Single by Ingrid Michaelson

from the album Lights Out
- Released: February 4, 2014
- Recorded: 2014
- Genre: Pop
- Length: 3:41
- Label: Cabin 24; Mom + Pop;
- Songwriters: Ingrid Michaelson; Trent Dabbs; Barry Dean;
- Producers: Cason Cooley; Katie Herzig;

Ingrid Michaelson singles chronology
| "Fire" (2012) | "Girls Chase Boys" (2014) | "Afterlife" (2014) |

Music video
- Girls Chase Boys on YouTube

= Girls Chase Boys =

"Girls Chase Boys" is the lead single from Ingrid Michaelson's sixth studio album, Lights Out. The song peaked at number 52 on the Billboard Hot 100.

==Background==
Michaelson spoke about the development of the song and stated,

"Girls Chase Boys" started out as a break-up song but took on a deeper meaning as I continued writing. More than just being about my experience, its focus shifted to include the idea that, no matter who or how we love, we are all the same. The video takes that idea one step further, and attempts to turn stereotypical gender roles on their head. Girls don't exclusively chase boys. We all know this. We all chase each other and in the end we are all chasing after the same thing: love.

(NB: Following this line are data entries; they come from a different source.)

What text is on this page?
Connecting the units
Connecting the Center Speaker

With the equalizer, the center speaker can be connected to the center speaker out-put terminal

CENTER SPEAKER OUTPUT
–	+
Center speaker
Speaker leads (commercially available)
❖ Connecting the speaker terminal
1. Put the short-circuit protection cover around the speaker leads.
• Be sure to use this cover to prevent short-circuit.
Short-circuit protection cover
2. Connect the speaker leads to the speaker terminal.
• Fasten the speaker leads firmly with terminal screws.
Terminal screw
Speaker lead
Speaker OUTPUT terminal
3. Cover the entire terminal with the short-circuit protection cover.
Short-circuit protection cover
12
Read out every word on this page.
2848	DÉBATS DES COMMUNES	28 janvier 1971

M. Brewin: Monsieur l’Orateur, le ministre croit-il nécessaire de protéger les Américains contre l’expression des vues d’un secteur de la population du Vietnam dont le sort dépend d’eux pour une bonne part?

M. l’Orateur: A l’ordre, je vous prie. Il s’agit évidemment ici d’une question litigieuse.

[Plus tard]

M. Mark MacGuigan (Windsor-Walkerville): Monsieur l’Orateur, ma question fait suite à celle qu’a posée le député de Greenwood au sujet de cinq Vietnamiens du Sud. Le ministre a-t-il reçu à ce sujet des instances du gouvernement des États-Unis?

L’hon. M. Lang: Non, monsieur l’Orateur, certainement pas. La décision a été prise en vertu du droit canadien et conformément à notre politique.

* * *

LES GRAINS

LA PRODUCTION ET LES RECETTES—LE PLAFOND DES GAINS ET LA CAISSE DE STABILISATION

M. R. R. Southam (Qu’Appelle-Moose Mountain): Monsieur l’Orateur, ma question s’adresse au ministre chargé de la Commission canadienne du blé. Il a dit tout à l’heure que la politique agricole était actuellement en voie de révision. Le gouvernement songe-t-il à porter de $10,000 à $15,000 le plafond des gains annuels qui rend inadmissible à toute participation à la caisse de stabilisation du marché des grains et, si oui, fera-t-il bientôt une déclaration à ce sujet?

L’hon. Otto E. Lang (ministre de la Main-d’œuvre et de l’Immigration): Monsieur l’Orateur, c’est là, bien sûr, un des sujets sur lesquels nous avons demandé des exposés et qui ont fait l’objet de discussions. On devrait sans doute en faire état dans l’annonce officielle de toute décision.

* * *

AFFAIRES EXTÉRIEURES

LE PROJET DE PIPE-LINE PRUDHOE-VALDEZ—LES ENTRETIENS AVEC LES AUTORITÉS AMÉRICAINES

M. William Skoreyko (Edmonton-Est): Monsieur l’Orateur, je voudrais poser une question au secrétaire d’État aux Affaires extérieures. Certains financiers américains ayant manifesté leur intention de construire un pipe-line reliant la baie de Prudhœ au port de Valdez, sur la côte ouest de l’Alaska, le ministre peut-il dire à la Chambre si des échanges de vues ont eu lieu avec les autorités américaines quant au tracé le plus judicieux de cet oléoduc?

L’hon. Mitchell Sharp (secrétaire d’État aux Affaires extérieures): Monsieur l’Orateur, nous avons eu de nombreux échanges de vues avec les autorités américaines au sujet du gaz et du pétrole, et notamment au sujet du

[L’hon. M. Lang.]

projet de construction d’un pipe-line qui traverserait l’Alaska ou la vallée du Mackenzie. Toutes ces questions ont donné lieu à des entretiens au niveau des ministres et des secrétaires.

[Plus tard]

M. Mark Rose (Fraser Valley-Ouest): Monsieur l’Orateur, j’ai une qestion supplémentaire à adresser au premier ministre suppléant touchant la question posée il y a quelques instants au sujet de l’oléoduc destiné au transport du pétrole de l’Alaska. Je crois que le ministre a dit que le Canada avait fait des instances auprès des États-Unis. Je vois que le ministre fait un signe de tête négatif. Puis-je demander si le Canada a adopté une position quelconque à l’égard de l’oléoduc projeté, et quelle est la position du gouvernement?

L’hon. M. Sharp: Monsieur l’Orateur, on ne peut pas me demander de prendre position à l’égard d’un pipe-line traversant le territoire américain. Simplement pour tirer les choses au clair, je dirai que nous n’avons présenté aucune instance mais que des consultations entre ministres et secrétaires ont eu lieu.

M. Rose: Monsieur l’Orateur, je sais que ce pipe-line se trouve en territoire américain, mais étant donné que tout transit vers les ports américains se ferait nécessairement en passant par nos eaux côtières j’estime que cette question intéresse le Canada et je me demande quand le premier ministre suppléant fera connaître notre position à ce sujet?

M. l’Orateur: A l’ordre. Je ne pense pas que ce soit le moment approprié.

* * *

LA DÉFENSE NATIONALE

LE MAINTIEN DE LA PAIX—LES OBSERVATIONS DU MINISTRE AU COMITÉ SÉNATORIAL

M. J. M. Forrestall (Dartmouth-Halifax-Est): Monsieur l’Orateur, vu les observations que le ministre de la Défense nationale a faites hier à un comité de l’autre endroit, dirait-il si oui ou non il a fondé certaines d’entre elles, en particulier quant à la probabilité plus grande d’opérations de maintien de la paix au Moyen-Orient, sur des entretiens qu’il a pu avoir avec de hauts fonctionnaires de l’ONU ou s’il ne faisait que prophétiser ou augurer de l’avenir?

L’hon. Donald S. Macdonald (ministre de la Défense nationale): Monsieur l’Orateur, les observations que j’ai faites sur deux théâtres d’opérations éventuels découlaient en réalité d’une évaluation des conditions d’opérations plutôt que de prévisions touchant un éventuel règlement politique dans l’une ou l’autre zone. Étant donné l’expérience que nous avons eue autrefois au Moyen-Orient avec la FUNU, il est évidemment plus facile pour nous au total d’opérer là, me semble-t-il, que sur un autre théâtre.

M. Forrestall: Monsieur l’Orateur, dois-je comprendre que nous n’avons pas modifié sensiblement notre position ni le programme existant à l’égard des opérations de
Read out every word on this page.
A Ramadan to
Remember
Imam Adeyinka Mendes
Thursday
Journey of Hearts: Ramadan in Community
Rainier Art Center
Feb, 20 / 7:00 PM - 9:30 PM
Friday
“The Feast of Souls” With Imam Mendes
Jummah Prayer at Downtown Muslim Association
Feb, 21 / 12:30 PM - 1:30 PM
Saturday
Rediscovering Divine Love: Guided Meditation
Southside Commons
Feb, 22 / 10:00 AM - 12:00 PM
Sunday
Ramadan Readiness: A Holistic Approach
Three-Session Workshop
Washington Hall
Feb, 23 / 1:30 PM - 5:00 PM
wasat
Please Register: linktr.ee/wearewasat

It was written by Ingrid Michaelson, along with Trent Dabbs and Barry Dean.

==Commercial performance==
This song became Michaelson's highest-charting single and biggest airplay hit since "The Way I Am" hit number 37 in 2007, peaking at number 52 on the Billboard Hot 100, as well as her highest appearance on the Adult Pop Songs chart (number 6). It is also her first appearance on the magazine's Pop Songs chart, debuting at number 40 and reaching number 25. It reached number 38 on the Hot 100 Airplay (Radio Songs) chart, her first single to list on that chart.

==Music video==
The official music video for "Girls Chase Boys" was released on February 4, 2014. It is a homage to Robert Palmer's 1988 video for "Simply Irresistible", featuring different genders in the dancer roles instead of just women.

==Charts==

===Weekly charts===

| Chart (2014) | Peak position |
|---|---|
| Canada Hot 100 (Billboard) | 69 |
| Czech Republic Singles Digital (ČNS IFPI) | 56 |
| Slovakia Singles Digital (ČNS IFPI) | 68 |
| US Billboard Hot 100 | 52 |
| US Hot Rock & Alternative Songs (Billboard) | 7 |
| US Adult Alternative Airplay (Billboard) | 12 |
| US Adult Contemporary (Billboard) | 11 |
| US Adult Pop Airplay (Billboard) | 6 |
| US Pop Airplay (Billboard) | 25 |

===Year-end charts===

| Chart (2014) | Position |
|---|---|
| US Adult Alternative Songs (Billboard) | 45 |
| US Adult Contemporary (Billboard) | 28 |
| US Adult Top 40 (Billboard) | 16 |

==Certifications==

| Region | Certification | Certified units/sales |
| United States (RIAA) | Platinum | 1,000,000^{‡} |
^{‡} Sales+streaming figures based on certification alone.